While conceding the argument to the now wet behind the ears know-alls and to the theory of blind belief in the evolution for the good, I would challenge any one to translate the following stanza in to the likely new language of SMS or Smileys or Emoticons.

“I wandered lonely as a cloud
That floats high o’er vales and hills
When all at once I saw a crowd
A host of golden daffodils”.

Maybe, the argument would be: what’s the use of poetry? How does it help technology? I sincerely hope that, that renowned poet who wrote the above, does not turn in his grave!

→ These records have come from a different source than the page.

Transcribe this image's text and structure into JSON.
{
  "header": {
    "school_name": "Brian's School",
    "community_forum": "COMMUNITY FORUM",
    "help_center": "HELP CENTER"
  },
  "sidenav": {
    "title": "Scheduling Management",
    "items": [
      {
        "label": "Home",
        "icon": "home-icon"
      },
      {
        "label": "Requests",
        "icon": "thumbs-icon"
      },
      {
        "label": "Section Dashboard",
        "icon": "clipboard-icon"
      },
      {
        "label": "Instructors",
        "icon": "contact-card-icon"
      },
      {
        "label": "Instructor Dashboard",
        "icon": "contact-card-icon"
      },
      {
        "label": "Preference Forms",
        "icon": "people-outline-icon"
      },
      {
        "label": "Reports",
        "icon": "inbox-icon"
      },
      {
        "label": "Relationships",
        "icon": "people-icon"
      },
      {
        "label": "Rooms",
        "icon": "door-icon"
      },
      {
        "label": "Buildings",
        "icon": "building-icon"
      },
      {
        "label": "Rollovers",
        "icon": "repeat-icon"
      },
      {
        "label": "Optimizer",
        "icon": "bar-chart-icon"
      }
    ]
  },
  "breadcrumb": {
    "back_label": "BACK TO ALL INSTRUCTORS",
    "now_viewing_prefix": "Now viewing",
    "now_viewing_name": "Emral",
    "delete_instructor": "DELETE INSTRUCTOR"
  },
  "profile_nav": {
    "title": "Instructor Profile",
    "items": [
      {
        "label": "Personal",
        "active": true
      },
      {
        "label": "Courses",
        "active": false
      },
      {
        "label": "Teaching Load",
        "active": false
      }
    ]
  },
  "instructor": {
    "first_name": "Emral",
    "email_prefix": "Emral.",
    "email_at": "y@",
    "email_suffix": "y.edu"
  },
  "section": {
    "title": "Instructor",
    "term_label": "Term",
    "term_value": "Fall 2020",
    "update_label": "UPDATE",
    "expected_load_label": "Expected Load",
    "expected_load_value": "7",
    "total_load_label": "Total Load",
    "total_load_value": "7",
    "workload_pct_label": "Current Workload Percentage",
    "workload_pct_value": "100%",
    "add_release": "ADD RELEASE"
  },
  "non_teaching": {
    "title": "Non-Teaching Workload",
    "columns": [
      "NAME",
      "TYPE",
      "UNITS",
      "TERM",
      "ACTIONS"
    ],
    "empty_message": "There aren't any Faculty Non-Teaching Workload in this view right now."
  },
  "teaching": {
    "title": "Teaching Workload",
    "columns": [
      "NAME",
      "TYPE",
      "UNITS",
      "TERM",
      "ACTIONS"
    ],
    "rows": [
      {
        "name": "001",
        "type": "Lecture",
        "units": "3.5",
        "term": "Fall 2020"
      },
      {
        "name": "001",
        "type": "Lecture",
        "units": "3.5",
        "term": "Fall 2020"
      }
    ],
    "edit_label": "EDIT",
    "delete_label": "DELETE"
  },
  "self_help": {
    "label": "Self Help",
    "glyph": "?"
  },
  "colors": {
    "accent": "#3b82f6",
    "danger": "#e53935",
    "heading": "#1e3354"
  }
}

Now try this. This is a poem in the texting language, a technological evolution! Notice that there is not even an underline to the heading. Even that is a waste, perhaps!

a txt msg pom.
his is r bunsn brnr bl%,
his hair lyk fe filings
W/ac/dc going thru.
I sit by him in kemistry,
it splits my @oms 
wen he :-)s @ me. 

Translation (for the ignorant):

a text message poem.
his eyes are bunsen burner blue,
his hair like iron filings
with ac/dc going through.
I sit by him in chemistry,
it splits my atoms
when he smiles at me.

And when a well groomed persona is irrelevant, and the “fashion” springs from the ghettos of the US of A to invade the respected institutions, how do you distinguish a street criminal from an educated, cultured, person? Both seem to dress in the same fashion! Modern day office goers seem to have just got up from bed to walk straight in to the office. Have you seen the latest haircuts or I must say hairstyles?

Conclusion

On that note it is time for me to conclude. Every previous generation must have felt sad that the next generation is not up to the mark and is heading towards ruination. I can understand that towards the earth and its resources. What some generations built up, the later ones demolished. But when it comes to killing the beauty of language, when technology makes humans grotesque and when children become parents of the parents, I am afraid! Grammar of Language and Grammar of Living cannot be given a go-by.

I should be writing this sitting in ripped jeans, a worn out tee and bathroom chappals, thumbing on my smart phone, flopping on my unmade bed and say, “lots of HAK to you all”! (HAK=hugs and kisses) 😁.